I then discovered that the code is using GCC extension of SSE arithmatics, so I replaced the +-*/ with __mm_[add/sub/mul/div]_pd in MSVC version. Namely from

        dsquared = dx[0] * dx[0] + dx[1] * dx[1] + dx[2] * dx[2];
        distance = _mm_cvtps_pd(_mm_rsqrt_ps(_mm_cvtpd_ps(dsquared)));

        for (m=0; m<2; ++m)
          distance = distance * _mm_set1_pd(1.5)
            - ((_mm_set1_pd(0.5) * dsquared) * distance)
            * (distance * distance);

        dmag = _mm_set1_pd(dt) / (dsquared) * distance;
        _mm_store_pd(&mag[i], dmag);
      }

to

        dsquared = _mm_add_pd(_mm_add_pd(_mm_mul_pd(dx[0], dx[0]), _mm_mul_pd(dx[1], dx[1])), _mm_mul_pd(dx[2], dx[2]));
        distance = _mm_cvtps_pd(_mm_rsqrt_ps(_mm_cvtpd_ps(dsquared)));

        for (m = 0; m<2; ++m)
            distance = _mm_sub_pd(_mm_mul_pd(distance,  _mm_set1_pd(1.5)),
            _mm_mul_pd(_mm_mul_pd(_mm_mul_pd(_mm_set1_pd(0.5), dsquared), distance),
            _mm_mul_pd(distance, distance)));

        dmag = _mm_mul_pd(_mm_div_pd(_mm_set1_pd(dt), (dsquared)), distance);
        _mm_store_pd(&mag[i], dmag);
    }

I compiled the GCC(mingw-w64) version using

g++ -O3 -fomit-frame-pointer -march=native -ffast-math -mfpmath=sse -msse2 --std=c++14 1.cpp

and VS2017 cli args look like this

/Yu"stdafx.h" /GS- /Qpar /GL /W3 /Gy /Zc:wchar_t /Zi /Gm- /O2 /sdl /Fd"x64\Release\vc141.pdb" /Zc:inline /fp:fast /D "NDEBUG" /D "_CONSOLE" /D "_MBCS" /fp:except- /errorReport:prompt /WX- /Zc:forScope /arch:SSE2 /Gd /Oy /Oi /MT /std:c++14 /Fa"x64\Release\" /EHsc /nologo /Fo"x64\Release\" /Ot /Fp"x64\Release\ConsoleApplication1.pch" /diagnostics:classic 

I have also turned on /LTCG in linker options.

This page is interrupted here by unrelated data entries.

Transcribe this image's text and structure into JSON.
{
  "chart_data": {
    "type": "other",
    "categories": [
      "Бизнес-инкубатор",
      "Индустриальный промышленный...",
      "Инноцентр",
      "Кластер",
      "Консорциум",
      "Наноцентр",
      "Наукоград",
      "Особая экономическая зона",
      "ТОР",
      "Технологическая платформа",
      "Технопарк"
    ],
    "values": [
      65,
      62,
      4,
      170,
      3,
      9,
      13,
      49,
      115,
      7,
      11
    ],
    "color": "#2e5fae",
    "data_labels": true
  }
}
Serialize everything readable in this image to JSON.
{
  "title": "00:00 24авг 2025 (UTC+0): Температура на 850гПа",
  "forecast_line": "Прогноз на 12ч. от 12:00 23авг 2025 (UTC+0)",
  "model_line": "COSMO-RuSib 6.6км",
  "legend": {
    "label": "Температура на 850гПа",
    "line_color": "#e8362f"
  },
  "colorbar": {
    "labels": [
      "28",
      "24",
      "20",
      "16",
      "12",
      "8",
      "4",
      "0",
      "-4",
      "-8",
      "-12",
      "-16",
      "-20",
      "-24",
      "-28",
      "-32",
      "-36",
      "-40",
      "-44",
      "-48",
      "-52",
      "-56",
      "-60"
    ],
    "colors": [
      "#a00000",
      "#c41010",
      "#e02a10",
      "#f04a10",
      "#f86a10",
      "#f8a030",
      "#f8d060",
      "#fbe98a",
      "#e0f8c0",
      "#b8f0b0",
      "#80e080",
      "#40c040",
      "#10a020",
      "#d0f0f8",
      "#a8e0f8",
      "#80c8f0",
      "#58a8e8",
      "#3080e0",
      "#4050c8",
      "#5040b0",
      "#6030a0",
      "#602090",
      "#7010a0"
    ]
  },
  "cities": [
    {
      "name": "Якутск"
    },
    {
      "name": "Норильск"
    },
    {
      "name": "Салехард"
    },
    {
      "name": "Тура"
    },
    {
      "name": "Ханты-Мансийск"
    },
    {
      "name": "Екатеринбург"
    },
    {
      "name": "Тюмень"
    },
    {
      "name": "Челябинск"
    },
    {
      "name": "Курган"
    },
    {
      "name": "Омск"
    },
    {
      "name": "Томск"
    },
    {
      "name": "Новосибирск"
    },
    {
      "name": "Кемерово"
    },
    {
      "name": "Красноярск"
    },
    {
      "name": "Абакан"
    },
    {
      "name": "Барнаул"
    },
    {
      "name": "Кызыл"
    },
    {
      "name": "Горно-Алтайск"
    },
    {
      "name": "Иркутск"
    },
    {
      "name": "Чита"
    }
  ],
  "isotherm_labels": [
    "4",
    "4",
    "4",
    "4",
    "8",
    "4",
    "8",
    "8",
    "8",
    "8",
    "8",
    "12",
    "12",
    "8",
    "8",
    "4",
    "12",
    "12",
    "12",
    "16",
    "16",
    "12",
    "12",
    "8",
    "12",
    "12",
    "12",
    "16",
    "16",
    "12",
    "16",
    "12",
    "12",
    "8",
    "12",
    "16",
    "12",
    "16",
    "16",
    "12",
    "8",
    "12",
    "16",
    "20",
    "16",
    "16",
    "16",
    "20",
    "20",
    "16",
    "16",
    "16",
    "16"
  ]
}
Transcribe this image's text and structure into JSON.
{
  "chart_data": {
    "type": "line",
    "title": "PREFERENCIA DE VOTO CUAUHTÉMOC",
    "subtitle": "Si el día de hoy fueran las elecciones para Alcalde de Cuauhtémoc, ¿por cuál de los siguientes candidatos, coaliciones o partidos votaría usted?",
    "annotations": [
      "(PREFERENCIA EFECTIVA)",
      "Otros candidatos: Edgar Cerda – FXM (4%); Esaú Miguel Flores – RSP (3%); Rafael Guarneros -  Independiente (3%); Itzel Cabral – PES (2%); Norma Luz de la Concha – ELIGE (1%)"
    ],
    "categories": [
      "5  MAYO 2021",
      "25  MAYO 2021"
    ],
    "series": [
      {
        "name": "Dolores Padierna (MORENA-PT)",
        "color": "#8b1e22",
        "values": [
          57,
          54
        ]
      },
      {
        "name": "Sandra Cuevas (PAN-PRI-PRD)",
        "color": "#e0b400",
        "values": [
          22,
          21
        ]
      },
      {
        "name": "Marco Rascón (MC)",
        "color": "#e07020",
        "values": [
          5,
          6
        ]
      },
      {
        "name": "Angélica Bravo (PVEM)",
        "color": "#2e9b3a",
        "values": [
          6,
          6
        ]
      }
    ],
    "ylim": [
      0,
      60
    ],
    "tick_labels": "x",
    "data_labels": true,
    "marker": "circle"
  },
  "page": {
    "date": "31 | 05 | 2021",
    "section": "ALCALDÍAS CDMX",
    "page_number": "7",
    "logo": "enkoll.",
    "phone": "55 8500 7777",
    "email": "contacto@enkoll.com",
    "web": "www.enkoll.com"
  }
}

I then run both versions 100,000,000 times on my i7-4720HQ, 12G laptop.

The GCC version fluctuates between 7500ms to 8500ms, whereas the VS version consistently takes more than 10,000ms and averages at 12,000+ms.

Is there any plausible explanation to this performance difference before diving into disassembly?

2

There are 2 best solutions below

1
On

I think, you might have some misunderstanding of some GCC flags. Let's just run through your list:

  • -O3 - enable (almost) all available optimizations
  • -fomit-frame-pointer - use RBP as a general-purpose register. Redundant (implied by -O3)
  • -march=native - use the instruction set available on the host machine (i.e. up to AVX2 for your i7-4720HQ), implies -mtune=native.
  • -ffast-math - allow some non-standard-conforming FP optimizations (should be useful here)
  • -mfpmath=sse - use SSE (or AVX if available) instructions instead of x87. Redundant (default for 64-bit architectures)
  • -msse2 - allow using SSE2 instructions. Redundant (implied by -march=native).

In fact, GCC is allowed to use any SSE (1 - 4.2) and AVX/AVX2 instructions and will even tune the code to make it work faster on your particular CPU.

If you really want to force GCC to use only SSE2, try something like -march=core2.

P.S. Now it's time to dive into disassembly.

3
On

Are you turning off checked iterators in the Visual studio version? By default VC++ uses checked iterators even in release builds. You need #define _ITERATOR_DEBUG_LEVEL 0 to disable them.